Parce qu’il s’agit « d’une question d’esthétique », la position de Flaubert quant à l’illustration est « inflexible » [2] : l’image mettrait le texte en déficit de sens. Plus précisément, la transparence mimétique de l’image entraînerait le recul de la dimension suggestive du texte, voire sa dévoration – la métaphore exprime bien ici le caractère monstrueux de l’image. En un mot, pour Gustave Flaubert, l’image particularise et ne désigne pas autre chose qu’elle-même tandis que le texte, en suggérant, généralise et fait signe vers « mille objets connus ». Contre la transparence iconique, l’auteur de Madame Bovary défend l’opacité textuelle et son pouvoir d’évocation.
Ces bordées flaubertiennes contre l’illustration et, au-delà, contre l’image sont pour le moins connues, sinon célèbres. Cependant, Bovary 73, le roman-photo que publie le magazine Nous Deux en 1973 [3], permet de les penser à nouveaux frais. En proposant de « monter » Madame Bovary en « version moderne, dépouillée de littérature » et avec des « images d’aujourd’hui », Bovary 73 problématise le rapport texte/image parce que le travail iconique y semble au service de la typisation, de la généralisation et, donc, de l’identification, a contrario du point de vue flaubertien sur l’image.
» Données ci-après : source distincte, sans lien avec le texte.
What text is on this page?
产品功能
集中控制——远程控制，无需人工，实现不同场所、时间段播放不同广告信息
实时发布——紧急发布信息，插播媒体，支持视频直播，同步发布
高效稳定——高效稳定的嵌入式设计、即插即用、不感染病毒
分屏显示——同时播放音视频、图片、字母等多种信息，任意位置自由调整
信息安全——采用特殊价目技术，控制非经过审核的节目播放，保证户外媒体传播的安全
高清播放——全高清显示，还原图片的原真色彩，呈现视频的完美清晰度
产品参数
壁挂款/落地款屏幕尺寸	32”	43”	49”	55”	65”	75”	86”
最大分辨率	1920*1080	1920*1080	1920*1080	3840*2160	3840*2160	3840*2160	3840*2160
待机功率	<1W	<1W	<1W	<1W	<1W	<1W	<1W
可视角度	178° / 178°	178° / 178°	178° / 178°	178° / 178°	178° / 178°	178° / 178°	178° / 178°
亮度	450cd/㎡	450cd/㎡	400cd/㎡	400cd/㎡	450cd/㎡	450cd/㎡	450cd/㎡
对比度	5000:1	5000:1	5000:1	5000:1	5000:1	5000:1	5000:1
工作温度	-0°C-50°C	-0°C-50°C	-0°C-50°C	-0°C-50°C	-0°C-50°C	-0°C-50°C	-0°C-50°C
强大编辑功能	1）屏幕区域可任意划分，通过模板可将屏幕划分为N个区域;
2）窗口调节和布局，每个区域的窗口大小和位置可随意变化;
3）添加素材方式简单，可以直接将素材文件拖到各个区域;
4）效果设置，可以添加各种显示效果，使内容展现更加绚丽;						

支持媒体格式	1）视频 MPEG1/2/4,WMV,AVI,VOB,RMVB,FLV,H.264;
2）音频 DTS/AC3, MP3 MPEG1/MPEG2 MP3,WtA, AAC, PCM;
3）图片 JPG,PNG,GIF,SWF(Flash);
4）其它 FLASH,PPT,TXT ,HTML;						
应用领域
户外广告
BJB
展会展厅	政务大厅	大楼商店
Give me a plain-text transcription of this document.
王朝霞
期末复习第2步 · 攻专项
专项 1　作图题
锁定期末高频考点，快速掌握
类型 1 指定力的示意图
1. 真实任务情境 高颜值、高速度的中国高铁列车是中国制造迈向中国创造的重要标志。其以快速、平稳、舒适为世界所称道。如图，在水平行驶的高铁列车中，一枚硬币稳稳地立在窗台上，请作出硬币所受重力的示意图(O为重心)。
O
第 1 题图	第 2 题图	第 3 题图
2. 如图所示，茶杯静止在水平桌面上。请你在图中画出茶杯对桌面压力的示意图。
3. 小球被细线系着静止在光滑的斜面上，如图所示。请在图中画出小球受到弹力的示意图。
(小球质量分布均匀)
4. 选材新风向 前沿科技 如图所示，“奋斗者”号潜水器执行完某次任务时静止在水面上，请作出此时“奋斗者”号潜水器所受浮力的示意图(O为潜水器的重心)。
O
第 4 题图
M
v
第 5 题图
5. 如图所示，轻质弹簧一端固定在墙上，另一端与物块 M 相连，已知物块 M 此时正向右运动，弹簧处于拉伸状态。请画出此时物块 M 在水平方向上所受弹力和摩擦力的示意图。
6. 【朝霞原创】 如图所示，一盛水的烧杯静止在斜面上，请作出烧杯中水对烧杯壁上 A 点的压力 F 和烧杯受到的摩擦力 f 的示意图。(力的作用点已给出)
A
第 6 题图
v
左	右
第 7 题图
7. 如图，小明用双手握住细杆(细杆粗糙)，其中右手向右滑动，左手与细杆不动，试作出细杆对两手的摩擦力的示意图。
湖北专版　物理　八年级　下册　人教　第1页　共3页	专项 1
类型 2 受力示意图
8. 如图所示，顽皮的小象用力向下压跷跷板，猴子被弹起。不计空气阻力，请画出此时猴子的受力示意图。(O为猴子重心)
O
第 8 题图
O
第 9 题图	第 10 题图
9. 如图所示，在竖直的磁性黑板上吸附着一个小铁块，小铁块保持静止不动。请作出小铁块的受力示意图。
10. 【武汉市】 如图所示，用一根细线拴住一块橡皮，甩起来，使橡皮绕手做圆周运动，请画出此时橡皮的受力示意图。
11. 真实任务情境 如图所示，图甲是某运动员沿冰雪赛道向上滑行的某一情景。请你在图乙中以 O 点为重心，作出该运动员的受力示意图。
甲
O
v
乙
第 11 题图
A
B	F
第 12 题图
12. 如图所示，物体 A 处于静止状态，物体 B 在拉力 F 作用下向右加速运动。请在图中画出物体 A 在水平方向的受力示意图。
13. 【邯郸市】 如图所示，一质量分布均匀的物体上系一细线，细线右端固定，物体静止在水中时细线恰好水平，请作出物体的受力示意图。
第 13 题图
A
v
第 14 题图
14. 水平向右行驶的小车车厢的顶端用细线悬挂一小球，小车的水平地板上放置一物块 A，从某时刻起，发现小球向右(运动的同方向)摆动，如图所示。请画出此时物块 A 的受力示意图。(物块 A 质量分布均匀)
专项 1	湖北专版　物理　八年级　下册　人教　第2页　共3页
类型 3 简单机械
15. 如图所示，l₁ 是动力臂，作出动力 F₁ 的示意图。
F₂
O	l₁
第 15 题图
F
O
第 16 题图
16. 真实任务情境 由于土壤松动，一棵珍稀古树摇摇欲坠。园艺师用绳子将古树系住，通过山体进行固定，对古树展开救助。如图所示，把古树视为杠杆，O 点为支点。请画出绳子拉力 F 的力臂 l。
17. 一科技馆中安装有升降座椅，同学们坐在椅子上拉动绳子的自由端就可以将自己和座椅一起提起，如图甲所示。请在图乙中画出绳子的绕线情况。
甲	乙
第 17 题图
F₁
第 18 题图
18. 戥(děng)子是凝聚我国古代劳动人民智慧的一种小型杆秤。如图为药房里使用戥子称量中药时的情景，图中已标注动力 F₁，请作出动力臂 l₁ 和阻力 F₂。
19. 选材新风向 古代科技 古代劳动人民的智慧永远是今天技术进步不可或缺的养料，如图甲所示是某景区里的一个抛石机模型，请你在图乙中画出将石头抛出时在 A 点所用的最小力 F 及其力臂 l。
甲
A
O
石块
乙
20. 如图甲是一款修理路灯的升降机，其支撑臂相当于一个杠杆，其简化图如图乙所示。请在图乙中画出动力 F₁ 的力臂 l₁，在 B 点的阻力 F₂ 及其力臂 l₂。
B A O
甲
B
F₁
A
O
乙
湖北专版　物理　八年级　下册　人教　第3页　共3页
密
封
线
Parangon de la « presse du cœur », Nous Deux accueille des romans-photos qui obéissent à une poétique de la répétition et du stéréotype, caractéristique de la littérature et de la presse populaires [4]. En termes de stratégie éditoriale et de réception, le roman-photo vise la reconnaissance du lecteur – et plus particulièrement de la lectrice –, c’est-à-dire « la concordance avec mille objets qui [lui] fait dire (…) : “J’ai vu cela” ou “cela doit être” ». A ce titre, le « remontage » qu’opère Bovary 73 se présenterait comme une transposition iconique du pouvoir suggestif et généralisant que Flaubert accorde au texte, et au texte seulement. « Dépouill[é] de littérature », le roman-photo déplacerait le pouvoir suggestif du texte et sa multiplicité définitoire vers l’image qui, par effet retour, perdrait son unicité et sa transparence mimétique. Toutefois, la dimension suggestive et la fonction identificatoire de Bovary 73 ne sont pas le résultat d’une recherche formelle – photographique et iconique – notable. La poétique feuilletonnesque, issue de la presse du XIXe siècle, l’efficacité communicationnelle visée ainsi que la reprise des thématiques privilégiées dans la presse du cœur, c’est-à-dire dans les autres rubriques de Nous Deux, expliquent « la concordance » entre l’image et « mille objets connus ». En d’autres termes, l’excès de transparence de Bovary 73 qui, a priori, tendrait à « fixer » scandaleusement le roman flaubertien, se renverse en suggestivité iconique.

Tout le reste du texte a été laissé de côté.